I'm grateful to have had that silver lining today, because it was a crazy one, for sure!
We found out late afternoon yesterday that on top of the lift install, the electric company was going to be doing some work on a transformer around the block, too. Normally, this would be no big deal, but both of Liam's suction machines aren't holding a charge right now. His pulmonologist is out of the office, and the on call is working on getting a new prescription (because, why wouldn't we need a new prescription? Just makes sense. Hahaha.) Anyhoo, we couldn't go without power and without a suction, with how junky he's been, and we haven't used our big generator yet. So Scott went to Walmart and grabbed a portable generator last night. Not only is it adorable, but it saved the day. I'm quite sure it'll come in handy down the road, too.

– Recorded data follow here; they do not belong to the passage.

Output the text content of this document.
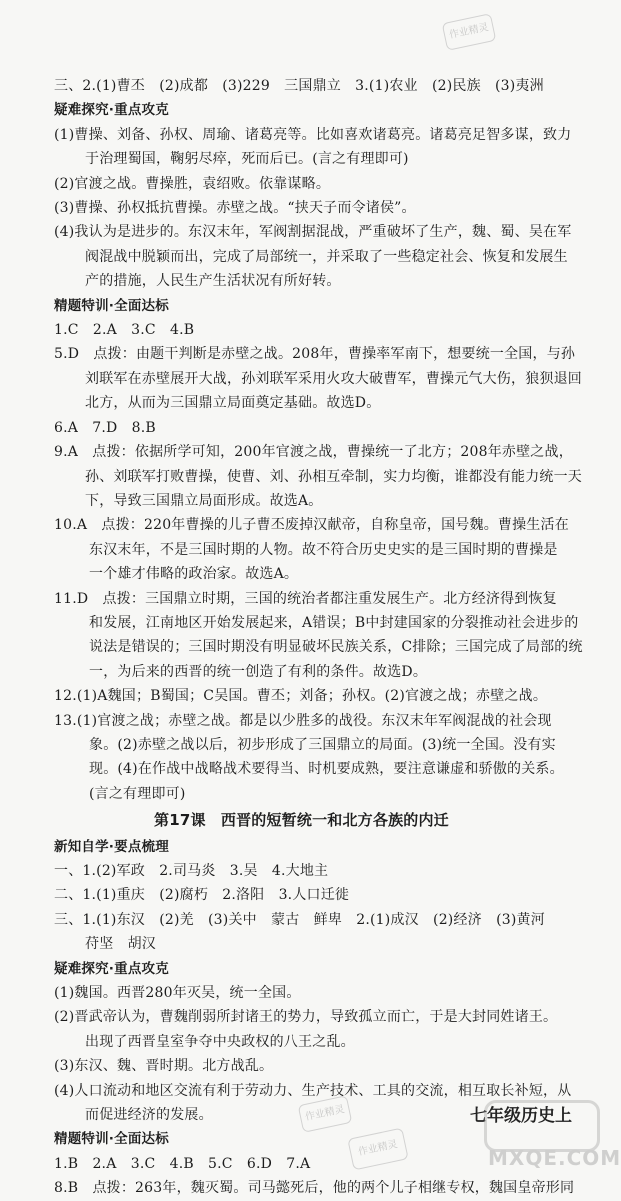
作业精灵
三、2.(1)曹丕　(2)成都　(3)229　三国鼎立　3.(1)农业　(2)民族　(3)夷洲
疑难探究·重点攻克
(1)曹操、刘备、孙权、周瑜、诸葛亮等。比如喜欢诸葛亮。诸葛亮足智多谋，致力
于治理蜀国，鞠躬尽瘁，死而后已。(言之有理即可)
(2)官渡之战。曹操胜，袁绍败。依靠谋略。
(3)曹操、孙权抵抗曹操。赤壁之战。“挟天子而令诸侯”。
(4)我认为是进步的。东汉末年，军阀割据混战，严重破坏了生产，魏、蜀、吴在军
阀混战中脱颖而出，完成了局部统一，并采取了一些稳定社会、恢复和发展生
产的措施，人民生产生活状况有所好转。
精题特训·全面达标
1.C　2.A　3.C　4.B
5.D　点拨：由题干判断是赤壁之战。208年，曹操率军南下，想要统一全国，与孙
刘联军在赤壁展开大战，孙刘联军采用火攻大破曹军，曹操元气大伤，狼狈退回
北方，从而为三国鼎立局面奠定基础。故选D。
6.A　7.D　8.B
9.A　点拨：依据所学可知，200年官渡之战，曹操统一了北方；208年赤壁之战，
孙、刘联军打败曹操，使曹、刘、孙相互牵制，实力均衡，谁都没有能力统一天
下，导致三国鼎立局面形成。故选A。
10.A　点拨：220年曹操的儿子曹丕废掉汉献帝，自称皇帝，国号魏。曹操生活在
东汉末年，不是三国时期的人物。故不符合历史史实的是三国时期的曹操是
一个雄才伟略的政治家。故选A。
11.D　点拨：三国鼎立时期，三国的统治者都注重发展生产。北方经济得到恢复
和发展，江南地区开始发展起来，A错误；B中封建国家的分裂推动社会进步的
说法是错误的；三国时期没有明显破坏民族关系，C排除；三国完成了局部的统
一，为后来的西晋的统一创造了有利的条件。故选D。
12.(1)A魏国；B蜀国；C吴国。曹丕；刘备；孙权。(2)官渡之战；赤壁之战。
13.(1)官渡之战；赤壁之战。都是以少胜多的战役。东汉末年军阀混战的社会现
象。(2)赤壁之战以后，初步形成了三国鼎立的局面。(3)统一全国。没有实
现。(4)在作战中战略战术要得当、时机要成熟，要注意谦虚和骄傲的关系。
(言之有理即可)
第17课　西晋的短暂统一和北方各族的内迁
新知自学·要点梳理
一、1.(2)军政　2.司马炎　3.吴　4.大地主
二、1.(1)重庆　(2)腐朽　2.洛阳　3.人口迁徙
三、1.(1)东汉　(2)羌　(3)关中　蒙古　鲜卑　2.(1)成汉　(2)经济　(3)黄河
苻坚　胡汉
疑难探究·重点攻克
(1)魏国。西晋280年灭吴，统一全国。
(2)晋武帝认为，曹魏削弱所封诸王的势力，导致孤立而亡，于是大封同姓诸王。
出现了西晋皇室争夺中央政权的八王之乱。
(3)东汉、魏、晋时期。北方战乱。
(4)人口流动和地区交流有利于劳动力、生产技术、工具的交流，相互取长补短，从
而促进经济的发展。
精题特训·全面达标
1.B　2.A　3.C　4.B　5.C　6.D　7.A
8.B　点拨：263年，魏灭蜀。司马懿死后，他的两个儿子相继专权，魏国皇帝形同
作业精灵
作业精灵
七年级历史上
MXQE.COM
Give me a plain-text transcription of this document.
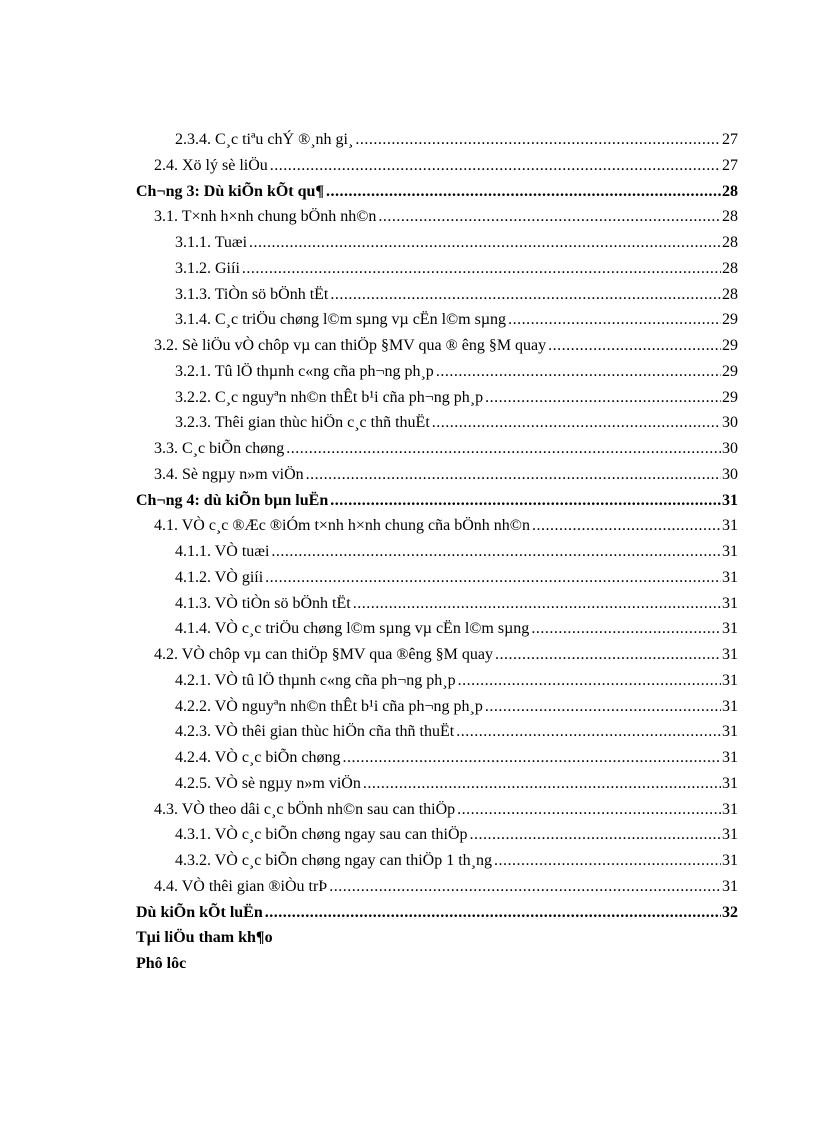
2.3.4. C¸c tiªu chÝ ®¸nh gi¸ .....	27
2.4. Xö lý sè liÖu .....	27
Ch¬ng 3: Dù kiÕn kÕt qu¶ .....	28
3.1. T×nh h×nh chung bÖnh nh©n .....	28
3.1.1. Tuæi .....	28
3.1.2. Giíi .....	28
3.1.3. TiÒn sö bÖnh tËt .....	28
3.1.4. C¸c triÖu chøng l©m sµng vµ cËn l©m sµng .....	29
3.2. Sè liÖu vÒ chôp vµ can thiÖp §MV qua ® êng §M quay .....	29
3.2.1. Tû lÖ thµnh c«ng cña ph¬ng ph¸p .....	29
3.2.2. C¸c nguyªn nh©n thÊt b¹i cña ph¬ng ph¸p .....	29
3.2.3. Thêi gian thùc hiÖn c¸c thñ thuËt .....	30
3.3. C¸c biÕn chøng .....	30
3.4. Sè ngµy n»m viÖn .....	30
Ch¬ng 4: dù kiÕn bµn luËn .....	31
4.1. VÒ c¸c ®Æc ®iÓm t×nh h×nh chung cña bÖnh nh©n .....	31
4.1.1. VÒ tuæi .....	31
4.1.2. VÒ giíi .....	31
4.1.3. VÒ tiÒn sö bÖnh tËt .....	31
4.1.4. VÒ c¸c triÖu chøng l©m sµng vµ cËn l©m sµng .....	31
4.2. VÒ chôp vµ can thiÖp §MV qua ®êng §M quay .....	31
4.2.1. VÒ tû lÖ thµnh c«ng cña ph¬ng ph¸p .....	31
4.2.2. VÒ nguyªn nh©n thÊt b¹i cña ph¬ng ph¸p .....	31
4.2.3. VÒ thêi gian thùc hiÖn cña thñ thuËt .....	31
4.2.4. VÒ c¸c biÕn chøng .....	31
4.2.5. VÒ sè ngµy n»m viÖn .....	31
4.3. VÒ theo dâi c¸c bÖnh nh©n sau can thiÖp .....	31
4.3.1. VÒ c¸c biÕn chøng ngay sau can thiÖp .....	31
4.3.2. VÒ c¸c biÕn chøng ngay can thiÖp 1 th¸ng .....	31
4.4. VÒ thêi gian ®iÒu trÞ .....	31
Dù kiÕn kÕt luËn .....	32
Tµi liÖu tham kh¶o
Phô lôc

I think what I'm struggling with the most today, is that Andrew's teacher wrote me a note that he hurt three staff and another student today. I really wish she'd have called me, because I have so many questions; are they okay? What happened? Why was he upset? All to figure out how we can avoid this in the future. I feel awful that those people were hurt. Truthfully, I get pretty teary any time I think about it. Andrew is such a sweet boy... I hate that he doesn't have a better way to communicate when he gets that frustrated. I feel like I've tried so many different approaches to try to find a way that works for him, and I keep coming up short. I just feel like I'm failing him. I don't mean to be dramatic when I say this... I just feel like of all the people in this world, I should be able to help him find a way to not get quite that upset. He feels so badly once he calms down, which makes me feel that way even more.
I just really hope I can figure something out for him before they decide he's not safe to attend school there anymore. He truly loves it already, and I'd just hate if that was taken from him.
Anyhoo. Pity party done. Tomorrow is a new day. I'm hopeful he'll have a better day tomorrow. Fingers crossed.